Seine Arbeiter behandelte der Unternehmer ungewöhnlich gut: Er reduzierte die Zahl der Arbeitsstunden pro Woche von 60 auf 48 und organisierte eine "Stillstube" im Betrieb, in der junge Mütter ihre Kleinkinder abgeben konnte - "Hamburgs erste Kita", sagt Walda. Troplowitz sah nicht ein, dass Facharbeiterinnen zu Hause bleiben sollten, nur weil sie Mütter geworden waren. 1916 gründete er die Pensionskasse "Troma", die bis heute existiert. "Darüber hinaus spendete er für Bedürftige in Hamburg", so Walda.
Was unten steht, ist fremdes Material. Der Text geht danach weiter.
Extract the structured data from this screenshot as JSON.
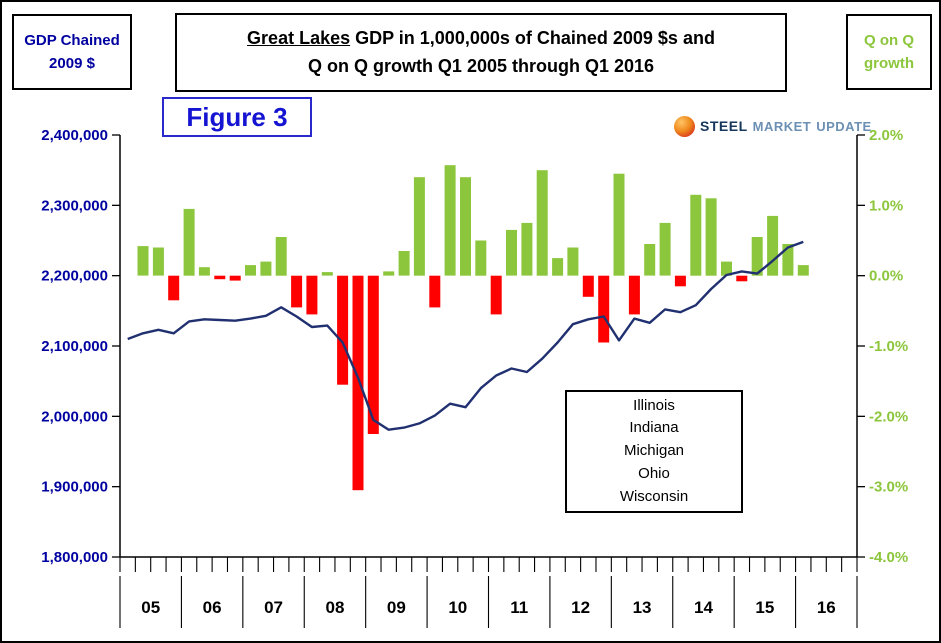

Während die betrieblichen Stillstuben wieder in Vergessenheit geraten sind, hat sich die Kunst erhalten: Troplowitz sammelte besonders die Bilder junger Maler seiner Zeit, darunter Franz Nölken und Fritz Friedrichs. Viele der Werke hängen heute in der Hamburger Kunsthalle - zurzeit sind einige nach Rendsburg ausgeliehen. Die Bronzeskulptur "Diana mit Hunden" von Arthur Bock, die im Stadtpark in Hamburg-Winterhude steht, hat Troplowitz der Stadt geschenkt.
Die Ausstellung in einem Nebengebäude des Jüdischen Museums Rendsburg zeigt nur wenige Stücke: Einige der Bilder seiner Sammlung, Creme- und Pflasterschachteln im Wandel der Jahrzehnte, Texttafeln über das Leben des Stifters und über jüdisches Mäzenatentum allgemein. Aber sie wirft einen Blick auf einen Aspekt jüdisch-bürgerlichen Lebens, der sonst wenig beachtet wird.
Derzeit würden sich die jüdischen Museen verändern, sagt Walda: "Die NS-Zeit steht nicht mehr automatisch im Mittelpunkt." Sowohl die Verantwortlichen als auch die Besucher haben einen Grundstock an Wissen, den man voraussetzen kann, und die Museumsmacher können sich anderen Themen zuwenden: Kultur, Religion oder Kunst.
Als Kunstsammler war Troplowitz ein echter Vorreiter: Er erwarb als erster Deutscher einen Picasso - das Gemälde wurde von den Nazis beschlagnahmt und verkauft.